CHICAGO -- Pierce Johnson could have been accused of stalking Jake Arrieta or Jon Lester last spring. The way the Cubs' prospect saw it, he was simply taking advantage of the veteran pitchers in big league camp, and he'll likely be shadowing them again when they gather in Mesa, Ariz.
"I didn't want to be obnoxious in Spring Training," Johnson said about last year. "If I could be a fly on the wall around Arrieta, Lester and [Jason] Hammel and all the guys who had so much success, I took that opportunity."
Johnson is hoping all the information can help him take that next step to the Major Leagues. The 24-year-old right-hander will be in Cubs camp when pitchers and catchers convene for their first workout on Feb. 20 in Mesa.
"I asked Jake about his approach and different things," Johnson said. "I couldn't tell you how excited I was for how cool he was. He said, 'Hey, man, let's go watch video on you and we can talk about it.' Just the impression he made on me with that changed Spring Training for me and helped me a lot.
"All the success for [Arrieta] this year was awesome to see. You love seeing guys who work so hard and really approach the game the right way have success like that. He's a true testament of that. You work hard, and you have success."
Arrieta and Johnson discussed how to attack a hitter, and the latter said he applied Arrieta's advice during the season.
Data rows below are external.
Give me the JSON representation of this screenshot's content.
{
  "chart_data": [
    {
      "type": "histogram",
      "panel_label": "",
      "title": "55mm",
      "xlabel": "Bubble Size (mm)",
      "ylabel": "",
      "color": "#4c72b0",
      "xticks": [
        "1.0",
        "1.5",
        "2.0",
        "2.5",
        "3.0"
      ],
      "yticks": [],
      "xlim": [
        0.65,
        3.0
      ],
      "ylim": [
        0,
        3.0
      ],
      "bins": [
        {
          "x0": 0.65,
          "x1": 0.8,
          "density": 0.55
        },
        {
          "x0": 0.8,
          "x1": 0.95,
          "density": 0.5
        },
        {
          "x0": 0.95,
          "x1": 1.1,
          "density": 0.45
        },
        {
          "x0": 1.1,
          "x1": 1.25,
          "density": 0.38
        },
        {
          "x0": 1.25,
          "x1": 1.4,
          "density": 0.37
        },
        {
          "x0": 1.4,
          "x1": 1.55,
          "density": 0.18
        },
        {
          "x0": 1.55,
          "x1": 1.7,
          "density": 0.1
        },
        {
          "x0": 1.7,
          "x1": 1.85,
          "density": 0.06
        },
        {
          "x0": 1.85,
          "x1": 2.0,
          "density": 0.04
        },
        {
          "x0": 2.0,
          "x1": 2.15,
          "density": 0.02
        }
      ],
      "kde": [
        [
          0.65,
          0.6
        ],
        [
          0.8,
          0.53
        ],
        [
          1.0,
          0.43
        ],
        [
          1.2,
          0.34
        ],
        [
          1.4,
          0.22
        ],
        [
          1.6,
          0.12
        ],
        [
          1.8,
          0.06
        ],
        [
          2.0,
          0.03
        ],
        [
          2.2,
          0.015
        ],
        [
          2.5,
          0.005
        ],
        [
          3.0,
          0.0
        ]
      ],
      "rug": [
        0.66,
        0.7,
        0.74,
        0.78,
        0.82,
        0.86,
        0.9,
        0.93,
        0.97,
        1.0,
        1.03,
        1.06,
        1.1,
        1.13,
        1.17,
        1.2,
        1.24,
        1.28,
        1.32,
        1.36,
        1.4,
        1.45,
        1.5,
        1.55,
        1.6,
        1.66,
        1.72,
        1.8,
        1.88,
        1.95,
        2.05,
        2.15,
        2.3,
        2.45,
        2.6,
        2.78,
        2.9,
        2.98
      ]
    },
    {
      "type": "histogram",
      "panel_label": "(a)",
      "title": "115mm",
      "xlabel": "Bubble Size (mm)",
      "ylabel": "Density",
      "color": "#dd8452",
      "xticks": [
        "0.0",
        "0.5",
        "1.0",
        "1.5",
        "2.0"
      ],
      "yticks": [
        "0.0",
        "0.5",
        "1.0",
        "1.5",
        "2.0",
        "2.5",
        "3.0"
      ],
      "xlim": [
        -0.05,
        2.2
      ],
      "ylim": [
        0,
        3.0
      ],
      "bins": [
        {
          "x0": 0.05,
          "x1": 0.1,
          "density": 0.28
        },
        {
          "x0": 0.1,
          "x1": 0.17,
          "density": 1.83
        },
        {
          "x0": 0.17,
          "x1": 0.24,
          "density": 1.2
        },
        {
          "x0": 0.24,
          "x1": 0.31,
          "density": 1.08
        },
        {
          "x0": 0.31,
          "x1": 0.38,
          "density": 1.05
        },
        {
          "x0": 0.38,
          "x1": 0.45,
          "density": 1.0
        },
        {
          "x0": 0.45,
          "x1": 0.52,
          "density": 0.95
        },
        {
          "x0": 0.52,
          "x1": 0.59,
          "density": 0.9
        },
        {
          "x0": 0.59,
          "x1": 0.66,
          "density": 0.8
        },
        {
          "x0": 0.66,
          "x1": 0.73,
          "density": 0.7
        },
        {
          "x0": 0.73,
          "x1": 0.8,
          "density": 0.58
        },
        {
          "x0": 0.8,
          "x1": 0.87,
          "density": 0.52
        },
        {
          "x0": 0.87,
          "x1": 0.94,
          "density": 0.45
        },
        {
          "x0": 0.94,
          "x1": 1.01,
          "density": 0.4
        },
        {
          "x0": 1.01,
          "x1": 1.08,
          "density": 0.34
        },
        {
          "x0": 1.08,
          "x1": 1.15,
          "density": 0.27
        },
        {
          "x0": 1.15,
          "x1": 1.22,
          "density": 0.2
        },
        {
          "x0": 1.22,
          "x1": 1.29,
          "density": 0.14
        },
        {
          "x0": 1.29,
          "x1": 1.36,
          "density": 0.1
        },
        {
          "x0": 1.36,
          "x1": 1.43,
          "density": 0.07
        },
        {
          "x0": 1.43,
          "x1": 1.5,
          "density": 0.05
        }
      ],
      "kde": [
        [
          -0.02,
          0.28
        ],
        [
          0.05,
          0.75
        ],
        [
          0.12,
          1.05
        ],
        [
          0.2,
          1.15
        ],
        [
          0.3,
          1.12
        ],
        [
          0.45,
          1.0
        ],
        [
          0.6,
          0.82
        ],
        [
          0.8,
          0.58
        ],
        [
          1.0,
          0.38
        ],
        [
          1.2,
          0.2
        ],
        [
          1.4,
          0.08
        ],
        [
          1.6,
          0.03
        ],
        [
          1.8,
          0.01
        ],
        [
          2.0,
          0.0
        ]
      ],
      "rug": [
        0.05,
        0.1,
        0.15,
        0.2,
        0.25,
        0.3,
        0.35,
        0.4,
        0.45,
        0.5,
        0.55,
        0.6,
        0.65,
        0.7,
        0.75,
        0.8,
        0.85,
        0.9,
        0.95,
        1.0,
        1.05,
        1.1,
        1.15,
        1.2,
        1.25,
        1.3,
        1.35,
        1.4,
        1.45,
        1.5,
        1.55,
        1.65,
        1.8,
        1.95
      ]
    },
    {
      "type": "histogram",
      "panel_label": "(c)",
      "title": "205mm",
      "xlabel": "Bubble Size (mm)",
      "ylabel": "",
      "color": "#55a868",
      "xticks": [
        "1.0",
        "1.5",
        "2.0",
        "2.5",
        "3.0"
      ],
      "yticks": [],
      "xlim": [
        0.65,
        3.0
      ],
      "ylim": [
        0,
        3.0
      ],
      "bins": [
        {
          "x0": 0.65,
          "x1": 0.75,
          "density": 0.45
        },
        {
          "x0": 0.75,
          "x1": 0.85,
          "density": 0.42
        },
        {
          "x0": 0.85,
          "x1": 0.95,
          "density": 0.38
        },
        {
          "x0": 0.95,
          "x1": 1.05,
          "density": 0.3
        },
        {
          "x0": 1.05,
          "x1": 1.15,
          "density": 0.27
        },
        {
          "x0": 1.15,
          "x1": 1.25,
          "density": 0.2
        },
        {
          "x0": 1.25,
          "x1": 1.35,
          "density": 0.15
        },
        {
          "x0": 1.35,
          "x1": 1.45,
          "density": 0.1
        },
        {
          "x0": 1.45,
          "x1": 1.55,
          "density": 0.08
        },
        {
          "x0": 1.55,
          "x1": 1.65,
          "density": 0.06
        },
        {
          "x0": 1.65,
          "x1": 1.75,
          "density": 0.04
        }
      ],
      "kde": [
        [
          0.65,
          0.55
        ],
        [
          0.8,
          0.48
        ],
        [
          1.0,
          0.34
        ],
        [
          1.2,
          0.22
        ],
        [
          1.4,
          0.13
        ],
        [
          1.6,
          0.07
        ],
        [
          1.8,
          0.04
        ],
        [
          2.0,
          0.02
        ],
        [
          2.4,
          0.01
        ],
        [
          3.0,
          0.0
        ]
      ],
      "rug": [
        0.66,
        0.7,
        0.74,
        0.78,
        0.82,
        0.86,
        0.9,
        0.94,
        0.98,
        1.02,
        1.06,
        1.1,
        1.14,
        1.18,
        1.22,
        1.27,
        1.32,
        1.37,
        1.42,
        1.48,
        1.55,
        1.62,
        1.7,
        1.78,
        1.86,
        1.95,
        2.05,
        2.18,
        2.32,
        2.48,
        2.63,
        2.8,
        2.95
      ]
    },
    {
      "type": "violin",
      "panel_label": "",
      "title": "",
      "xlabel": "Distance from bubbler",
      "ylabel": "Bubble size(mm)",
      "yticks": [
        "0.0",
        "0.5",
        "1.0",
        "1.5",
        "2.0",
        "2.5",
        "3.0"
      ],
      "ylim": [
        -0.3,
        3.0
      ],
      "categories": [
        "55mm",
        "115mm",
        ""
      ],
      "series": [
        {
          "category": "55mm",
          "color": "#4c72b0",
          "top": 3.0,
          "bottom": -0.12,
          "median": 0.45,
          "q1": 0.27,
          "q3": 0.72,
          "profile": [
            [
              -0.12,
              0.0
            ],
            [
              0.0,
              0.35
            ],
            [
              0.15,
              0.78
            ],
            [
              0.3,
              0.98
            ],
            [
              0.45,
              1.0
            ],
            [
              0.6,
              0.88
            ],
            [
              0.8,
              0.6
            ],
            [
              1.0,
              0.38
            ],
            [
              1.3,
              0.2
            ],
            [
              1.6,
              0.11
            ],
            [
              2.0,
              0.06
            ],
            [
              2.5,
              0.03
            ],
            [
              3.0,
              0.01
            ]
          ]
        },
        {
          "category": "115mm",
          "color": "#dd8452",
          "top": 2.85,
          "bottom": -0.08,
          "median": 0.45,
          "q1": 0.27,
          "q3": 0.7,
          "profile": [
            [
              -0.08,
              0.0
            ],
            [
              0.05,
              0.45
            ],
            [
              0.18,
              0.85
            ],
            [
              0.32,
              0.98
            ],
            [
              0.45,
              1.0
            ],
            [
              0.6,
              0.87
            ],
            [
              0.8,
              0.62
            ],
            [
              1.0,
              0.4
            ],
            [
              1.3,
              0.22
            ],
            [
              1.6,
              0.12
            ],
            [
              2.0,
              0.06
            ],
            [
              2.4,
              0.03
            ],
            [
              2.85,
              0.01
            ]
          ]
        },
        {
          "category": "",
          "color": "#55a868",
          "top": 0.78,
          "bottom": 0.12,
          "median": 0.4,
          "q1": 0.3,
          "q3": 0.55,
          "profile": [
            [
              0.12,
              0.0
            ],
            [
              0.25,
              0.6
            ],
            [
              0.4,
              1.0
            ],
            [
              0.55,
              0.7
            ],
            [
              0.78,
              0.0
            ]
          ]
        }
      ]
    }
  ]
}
However, he didn't adopt all of Arrieta's nuances and start eating kale with every meal or add pilates to his daily routine.
"What I took away from him and Lester was that whatever they did, they were focused and whatever the task at hand was, they conquered it," Johnson said. "That was something I implemented in my game and [it] helped me a lot."
The start of the 2015 season was a tough one for Johnson, the 43rd player taken in the 2012 Draft. The righty appeared in two Cactus League games last spring before sustaining a lat injury in March. The Cubs opted to take a cautious approach in his rehab. According to Johnson, being sidelined turned out to be "a blessing in disguise."
"They've always told me to work on my changeup," Johnson said. "I threw my changeup way more this year than any other time."
The injury gave Johnson extra time to fine-tune the pitch during his side sessions. When he finally joined Double-A Tennessee in June, he incorporated it into games.
"I was able to throw it for strikes, and that was huge," Johnson said. "I was throwing it to right-handed batters and left-handed hitters. Just having the confidence in that pitch made it that much better."
In the past, each time Johnson had gone to instructional league, the coaches said they wanted Johnson to develop the changeup. Coming out of Missouri State, he was a fastball-slider pitcher. Adding a third pitch -- and having confidence in it -- was what Johnson called a "game changer."
When Johnson finally got the go-ahead to return to the mound last year, he made 16 starts for Tennessee, posting a 6-2 record with a 2.08 ERA. He struck out 72 batters and walked 32 over 95 innings. To get more work in, he pitched in the Arizona Fall League and recorded seven starts. Johnson benefitted from the exposure of other organizations' pitchers and coaches.
"I've changed my mechanics a little to stay on line to the plate and I'm a little bit faster to the plate, which is something I wanted to work on," Johnson said of the lessons from the AFL. "Being able to get the input from other people molds you into the pitcher you want to become."
Which is why he paid attention to what Arrieta, Lester and Hammel did. The Cubs look at Johnson and Duane Underwood, 21, as the first wave of pitching prospects who could make an impact on the team as soon as 2017. Johnson is projected to open the 2016 season at Triple-A Iowa.
Since Johnson bonded so well with Arrieta, does that mean Cubs fans can expect the youngster to win 20-plus games this year?
"I sure hope so," Johnson said. "It was fun to watch the whole [Cubs] team last year, because I got to play with [Kyle] Schwarber and Kris Bryant and Addison [Russell]. All these guys are going up there and making huge names for themselves and contributing to the team.
"Honestly, I was a little jealous because I wanted to be up there as well. I couldn't be happier for those guys. They're good friends of mine, and it's cool to see really good, genuine people go out there and have success."